普段はクリニックで診て何かあったら総合病院を受診するという形でもいいと思います。病診連携で、サポートしていきたいですね。
等身大の女性として、教科書的な知識だけではなく経験も活かした診療を行う
知識には、教科書的な知識だけではなく、自身が経験を積むことで初めてわかる知識があると思っています。例えば、自身も更年期の年代になって初めて更年期障害の患者さまの訴える不調を理解することができるようになりました。今後、さらに年を重ねることで、ご年配の方が抱えていらっしゃる不調についても、どこまでが年齢的なものでどこからが異常なのか、理解することができるでしょう。

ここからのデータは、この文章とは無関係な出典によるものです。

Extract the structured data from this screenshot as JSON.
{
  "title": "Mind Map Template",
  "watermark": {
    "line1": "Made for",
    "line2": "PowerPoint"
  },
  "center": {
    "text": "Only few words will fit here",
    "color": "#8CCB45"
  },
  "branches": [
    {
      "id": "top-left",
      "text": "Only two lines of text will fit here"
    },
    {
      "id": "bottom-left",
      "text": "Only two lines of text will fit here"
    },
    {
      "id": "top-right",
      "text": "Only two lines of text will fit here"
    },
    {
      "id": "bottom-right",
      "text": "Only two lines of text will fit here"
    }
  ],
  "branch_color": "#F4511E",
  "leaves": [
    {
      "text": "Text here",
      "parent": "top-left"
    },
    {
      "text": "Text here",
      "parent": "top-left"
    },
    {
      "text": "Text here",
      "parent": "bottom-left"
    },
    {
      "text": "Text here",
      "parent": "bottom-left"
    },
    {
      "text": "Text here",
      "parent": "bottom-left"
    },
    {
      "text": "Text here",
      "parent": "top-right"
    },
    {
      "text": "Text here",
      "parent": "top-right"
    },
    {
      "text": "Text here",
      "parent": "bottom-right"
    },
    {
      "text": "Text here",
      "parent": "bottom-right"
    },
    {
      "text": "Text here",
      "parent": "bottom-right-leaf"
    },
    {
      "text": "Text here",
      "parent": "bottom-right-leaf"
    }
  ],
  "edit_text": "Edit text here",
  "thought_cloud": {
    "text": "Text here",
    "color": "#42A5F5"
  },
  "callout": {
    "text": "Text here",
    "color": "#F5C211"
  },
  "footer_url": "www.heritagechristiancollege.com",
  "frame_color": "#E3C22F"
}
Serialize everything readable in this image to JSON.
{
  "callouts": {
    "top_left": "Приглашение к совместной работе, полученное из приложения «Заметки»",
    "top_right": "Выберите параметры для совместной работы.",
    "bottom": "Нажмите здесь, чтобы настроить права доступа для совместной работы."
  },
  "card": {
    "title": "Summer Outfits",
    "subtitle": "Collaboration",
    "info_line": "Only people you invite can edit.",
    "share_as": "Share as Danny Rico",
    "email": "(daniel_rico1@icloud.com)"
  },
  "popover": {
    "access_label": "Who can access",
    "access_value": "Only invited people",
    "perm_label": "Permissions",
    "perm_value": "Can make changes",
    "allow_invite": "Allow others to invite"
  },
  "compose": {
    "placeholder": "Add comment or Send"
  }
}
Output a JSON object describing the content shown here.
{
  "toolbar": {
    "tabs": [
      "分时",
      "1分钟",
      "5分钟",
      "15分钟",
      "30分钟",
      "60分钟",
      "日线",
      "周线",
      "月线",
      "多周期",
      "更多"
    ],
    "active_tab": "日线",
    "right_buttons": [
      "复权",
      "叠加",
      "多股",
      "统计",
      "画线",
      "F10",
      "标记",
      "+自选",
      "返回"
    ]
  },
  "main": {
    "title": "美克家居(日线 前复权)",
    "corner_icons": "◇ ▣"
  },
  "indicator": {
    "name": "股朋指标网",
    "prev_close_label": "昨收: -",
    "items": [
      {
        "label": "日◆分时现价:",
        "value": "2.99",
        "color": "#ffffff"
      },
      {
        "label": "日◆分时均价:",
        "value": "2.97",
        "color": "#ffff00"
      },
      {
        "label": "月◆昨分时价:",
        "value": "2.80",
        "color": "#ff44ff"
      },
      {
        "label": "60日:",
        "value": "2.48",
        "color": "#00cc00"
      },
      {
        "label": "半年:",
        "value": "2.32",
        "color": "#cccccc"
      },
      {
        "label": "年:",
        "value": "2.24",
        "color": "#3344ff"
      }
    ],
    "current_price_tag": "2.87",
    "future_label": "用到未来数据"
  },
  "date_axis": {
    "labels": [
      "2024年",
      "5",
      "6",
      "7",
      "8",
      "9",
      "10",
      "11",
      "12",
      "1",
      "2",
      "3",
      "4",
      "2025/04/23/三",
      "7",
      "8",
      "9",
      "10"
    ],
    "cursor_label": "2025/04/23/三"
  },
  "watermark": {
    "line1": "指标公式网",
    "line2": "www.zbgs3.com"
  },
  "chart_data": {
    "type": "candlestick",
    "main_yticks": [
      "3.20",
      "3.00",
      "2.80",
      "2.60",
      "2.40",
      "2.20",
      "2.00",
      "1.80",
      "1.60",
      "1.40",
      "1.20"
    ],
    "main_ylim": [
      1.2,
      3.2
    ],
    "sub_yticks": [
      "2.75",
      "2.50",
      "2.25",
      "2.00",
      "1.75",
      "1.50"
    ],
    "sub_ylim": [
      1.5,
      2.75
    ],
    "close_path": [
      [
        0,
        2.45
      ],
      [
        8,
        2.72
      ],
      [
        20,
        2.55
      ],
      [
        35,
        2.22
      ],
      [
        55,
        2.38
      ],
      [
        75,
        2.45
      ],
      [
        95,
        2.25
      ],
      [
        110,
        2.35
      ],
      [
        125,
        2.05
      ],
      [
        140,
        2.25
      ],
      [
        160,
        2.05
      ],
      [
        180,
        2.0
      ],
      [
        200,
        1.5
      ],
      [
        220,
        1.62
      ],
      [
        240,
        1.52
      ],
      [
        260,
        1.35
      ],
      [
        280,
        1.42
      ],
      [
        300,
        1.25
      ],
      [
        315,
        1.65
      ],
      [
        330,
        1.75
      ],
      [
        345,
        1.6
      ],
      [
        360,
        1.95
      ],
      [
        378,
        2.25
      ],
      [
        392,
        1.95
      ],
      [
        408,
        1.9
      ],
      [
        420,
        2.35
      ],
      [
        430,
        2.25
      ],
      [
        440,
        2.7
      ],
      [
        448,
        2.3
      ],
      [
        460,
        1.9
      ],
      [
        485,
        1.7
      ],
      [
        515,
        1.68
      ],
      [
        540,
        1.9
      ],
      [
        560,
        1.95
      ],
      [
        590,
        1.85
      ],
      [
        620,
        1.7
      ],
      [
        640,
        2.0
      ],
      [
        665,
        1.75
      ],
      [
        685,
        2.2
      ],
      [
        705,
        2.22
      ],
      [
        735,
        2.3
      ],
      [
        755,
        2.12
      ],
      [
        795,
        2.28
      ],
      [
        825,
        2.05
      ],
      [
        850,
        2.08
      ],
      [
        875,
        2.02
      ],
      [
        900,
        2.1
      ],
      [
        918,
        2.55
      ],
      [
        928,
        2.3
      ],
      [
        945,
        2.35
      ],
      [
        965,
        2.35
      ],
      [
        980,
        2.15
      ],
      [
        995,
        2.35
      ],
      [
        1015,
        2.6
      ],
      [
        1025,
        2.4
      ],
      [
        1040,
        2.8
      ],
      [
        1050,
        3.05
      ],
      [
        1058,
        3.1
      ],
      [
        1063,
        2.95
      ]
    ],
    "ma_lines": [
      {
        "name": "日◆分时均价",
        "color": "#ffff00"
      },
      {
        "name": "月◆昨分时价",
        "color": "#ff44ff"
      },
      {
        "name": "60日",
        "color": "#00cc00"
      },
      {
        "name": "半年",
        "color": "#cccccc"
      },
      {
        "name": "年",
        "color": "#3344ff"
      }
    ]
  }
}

今の私の年代ではまだ経験していないことは、人生の先輩でもある年上の患者さまに教えていただいています。例えば、「のぼせやほてりは80代になっても続きますか?」と患者さまに伺って、教えていただいた答えを他の患者さまにフィードバックしているんです。
できれば、女性の方を最期まで診させていただきたいと考えていますが、当クリニックはビルの2階にあり、階段しかないため、どうしても足腰が不自由になると通院が難しくなってしまいます。そこが当クリニックの抱えている課題でもあり、限界点を感じているところですね。マンパワー的にも私が訪問診療まで行うのは現時点では難しいですし、私一人ですべてを抱えるというのはおこがましいことなので、地域で訪問診療を行っている先生と連携しバトンタッチしていきたいと思っています。

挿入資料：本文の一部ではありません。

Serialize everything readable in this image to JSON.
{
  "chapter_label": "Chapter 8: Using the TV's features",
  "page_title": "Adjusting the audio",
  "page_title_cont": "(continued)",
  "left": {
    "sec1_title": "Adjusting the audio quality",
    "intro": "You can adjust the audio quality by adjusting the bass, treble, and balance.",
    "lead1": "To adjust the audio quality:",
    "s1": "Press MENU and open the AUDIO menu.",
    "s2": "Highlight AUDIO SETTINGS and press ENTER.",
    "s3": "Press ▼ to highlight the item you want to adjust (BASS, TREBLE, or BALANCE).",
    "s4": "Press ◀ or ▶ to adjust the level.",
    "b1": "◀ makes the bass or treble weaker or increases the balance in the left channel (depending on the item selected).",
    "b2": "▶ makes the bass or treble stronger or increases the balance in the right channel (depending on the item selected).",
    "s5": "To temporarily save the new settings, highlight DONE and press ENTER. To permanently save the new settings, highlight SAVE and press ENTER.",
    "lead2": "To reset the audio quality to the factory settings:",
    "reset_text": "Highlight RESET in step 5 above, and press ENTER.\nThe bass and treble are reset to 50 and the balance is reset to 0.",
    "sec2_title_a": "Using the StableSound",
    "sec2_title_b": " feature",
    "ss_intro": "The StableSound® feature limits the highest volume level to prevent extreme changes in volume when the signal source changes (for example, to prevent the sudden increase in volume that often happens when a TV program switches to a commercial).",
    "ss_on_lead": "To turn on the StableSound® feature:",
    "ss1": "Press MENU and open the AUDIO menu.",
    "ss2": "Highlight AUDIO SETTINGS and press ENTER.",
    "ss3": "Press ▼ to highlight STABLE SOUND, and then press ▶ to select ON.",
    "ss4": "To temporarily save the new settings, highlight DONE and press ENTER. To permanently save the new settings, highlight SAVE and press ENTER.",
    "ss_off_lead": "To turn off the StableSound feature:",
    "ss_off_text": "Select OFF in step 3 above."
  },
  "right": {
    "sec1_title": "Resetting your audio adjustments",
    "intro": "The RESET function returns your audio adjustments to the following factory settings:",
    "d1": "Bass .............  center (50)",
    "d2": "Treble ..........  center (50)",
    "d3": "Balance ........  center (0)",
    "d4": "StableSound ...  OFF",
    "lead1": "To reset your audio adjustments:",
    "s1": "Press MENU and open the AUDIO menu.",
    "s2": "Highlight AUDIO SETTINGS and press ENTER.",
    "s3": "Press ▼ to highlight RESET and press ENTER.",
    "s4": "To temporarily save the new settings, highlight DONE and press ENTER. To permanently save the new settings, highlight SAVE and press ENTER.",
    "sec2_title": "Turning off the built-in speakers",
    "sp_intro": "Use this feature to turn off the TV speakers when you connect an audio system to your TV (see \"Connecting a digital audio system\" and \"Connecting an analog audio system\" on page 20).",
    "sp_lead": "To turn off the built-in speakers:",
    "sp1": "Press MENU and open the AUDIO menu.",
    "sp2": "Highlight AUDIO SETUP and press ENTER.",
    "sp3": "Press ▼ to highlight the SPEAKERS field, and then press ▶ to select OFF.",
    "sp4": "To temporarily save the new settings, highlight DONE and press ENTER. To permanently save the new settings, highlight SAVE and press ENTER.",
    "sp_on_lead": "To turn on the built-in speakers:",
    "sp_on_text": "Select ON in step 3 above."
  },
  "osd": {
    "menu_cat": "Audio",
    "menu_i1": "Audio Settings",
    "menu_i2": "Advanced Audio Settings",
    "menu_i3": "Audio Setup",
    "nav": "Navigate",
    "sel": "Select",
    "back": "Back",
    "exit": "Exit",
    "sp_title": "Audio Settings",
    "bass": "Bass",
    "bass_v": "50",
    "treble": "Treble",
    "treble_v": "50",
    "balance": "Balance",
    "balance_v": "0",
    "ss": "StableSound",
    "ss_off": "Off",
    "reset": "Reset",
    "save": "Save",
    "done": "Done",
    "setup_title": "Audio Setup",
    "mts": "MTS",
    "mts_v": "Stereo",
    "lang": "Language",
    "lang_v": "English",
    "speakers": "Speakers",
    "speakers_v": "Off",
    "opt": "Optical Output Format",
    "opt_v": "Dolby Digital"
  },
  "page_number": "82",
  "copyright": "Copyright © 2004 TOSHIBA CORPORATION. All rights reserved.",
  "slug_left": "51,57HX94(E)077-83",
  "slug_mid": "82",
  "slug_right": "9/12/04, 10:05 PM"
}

クリニックには、お仕事や子育て、介護などで疲労が蓄積された方や不定愁訴の患者さまも多くご来院されます。病気ではないので、治療をするのは難しいかもしれません。しかし、お話を伺って現状を把握し、気持ちの交通整理のお手伝いをさせていただくことはできると思うんです。その上で、漢方薬を使って体質を改善して、つらさを軽減して差し上げることはできるかもしれません。

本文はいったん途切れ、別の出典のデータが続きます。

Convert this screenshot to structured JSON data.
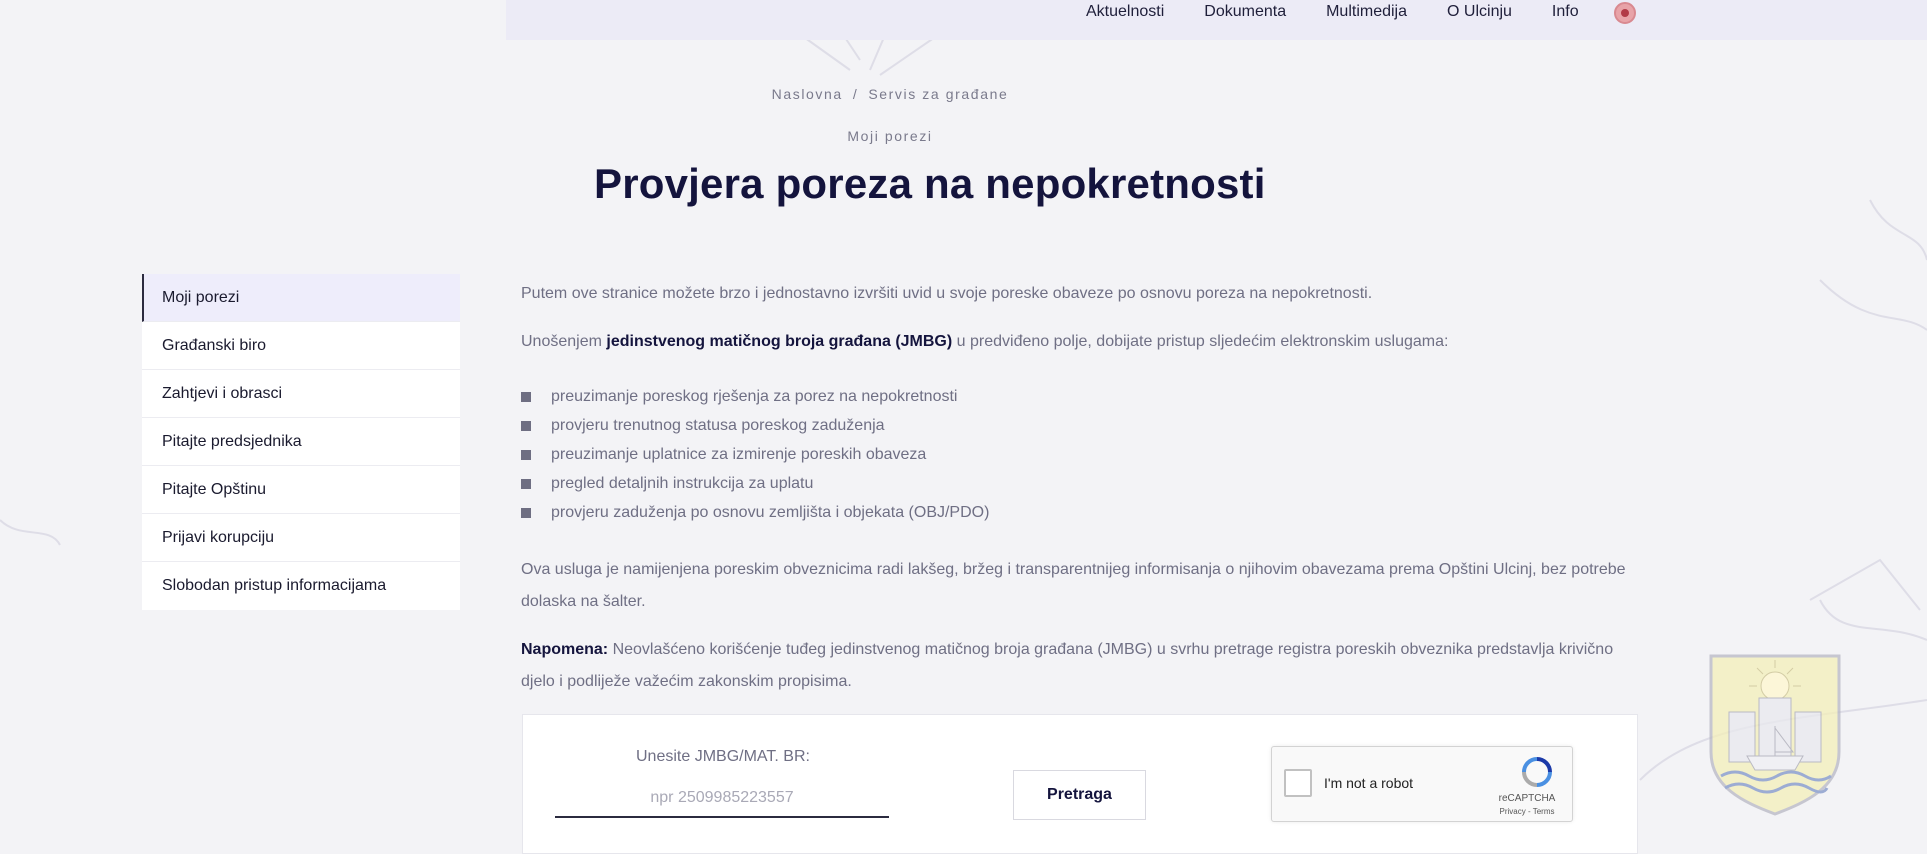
{
  "nav": {
    "items": [
      "Aktuelnosti",
      "Dokumenta",
      "Multimedija",
      "O Ulcinju",
      "Info"
    ],
    "language_icon": "flag-albania-icon"
  },
  "breadcrumb": {
    "home": "Naslovna",
    "separator": "/",
    "current": "Servis za građane"
  },
  "page": {
    "eyebrow": "Moji porezi",
    "title": "Provjera poreza na nepokretnosti"
  },
  "sidebar": {
    "items": [
      "Moji porezi",
      "Građanski biro",
      "Zahtjevi i obrasci",
      "Pitajte predsjednika",
      "Pitajte Opštinu",
      "Prijavi korupciju",
      "Slobodan pristup informacijama"
    ],
    "active_index": 0
  },
  "content": {
    "intro": "Putem ove stranice možete brzo i jednostavno izvršiti uvid u svoje poreske obaveze po osnovu poreza na nepokretnosti.",
    "jmbg_pre": "Unošenjem ",
    "jmbg_bold": "jedinstvenog matičnog broja građana (JMBG)",
    "jmbg_post": " u predviđeno polje, dobijate pristup sljedećim elektronskim uslugama:",
    "services": [
      "preuzimanje poreskog rješenja za porez na nepokretnosti",
      "provjeru trenutnog statusa poreskog zaduženja",
      "preuzimanje uplatnice za izmirenje poreskih obaveza",
      "pregled detaljnih instrukcija za uplatu",
      "provjeru zaduženja po osnovu zemljišta i objekata (OBJ/PDO)"
    ],
    "purpose": "Ova usluga je namijenjena poreskim obveznicima radi lakšeg, bržeg i transparentnijeg informisanja o njihovim obavezama prema Opštini Ulcinj, bez potrebe dolaska na šalter.",
    "note_label": "Napomena:",
    "note_text": " Neovlašćeno korišćenje tuđeg jedinstvenog matičnog broja građana (JMBG) u svrhu pretrage registra poreskih obveznika predstavlja krivično djelo i podliježe važećim zakonskim propisima."
  },
  "search": {
    "label": "Unesite JMBG/MAT. BR:",
    "value": "",
    "placeholder": "npr 2509985223557",
    "button": "Pretraga"
  },
  "recaptcha": {
    "label": "I'm not a robot",
    "brand": "reCAPTCHA",
    "terms": "Privacy - Terms"
  },
  "colors": {
    "title": "#14143d",
    "text": "#6f6f84",
    "topbar": "#ecebf6",
    "sidebar_active": "#eeedfb",
    "background": "#f3f3f6"
  }
}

私自身が更年期を迎えてみてわかったのですが、薬では改善しきれない症状があり、それは長く付き合っていかなければならないものです。つらさをできるだけ軽減できるようなお薬を探してご提案しますが、年齢という流れに逆らわず身を任せることも大切だと思っています。私もスタッフも女性として患者さまと同じような悩みを抱えていますので、気持ちを理解し寄り添いながら、つらさを軽減するお手伝いをしていければと思っています。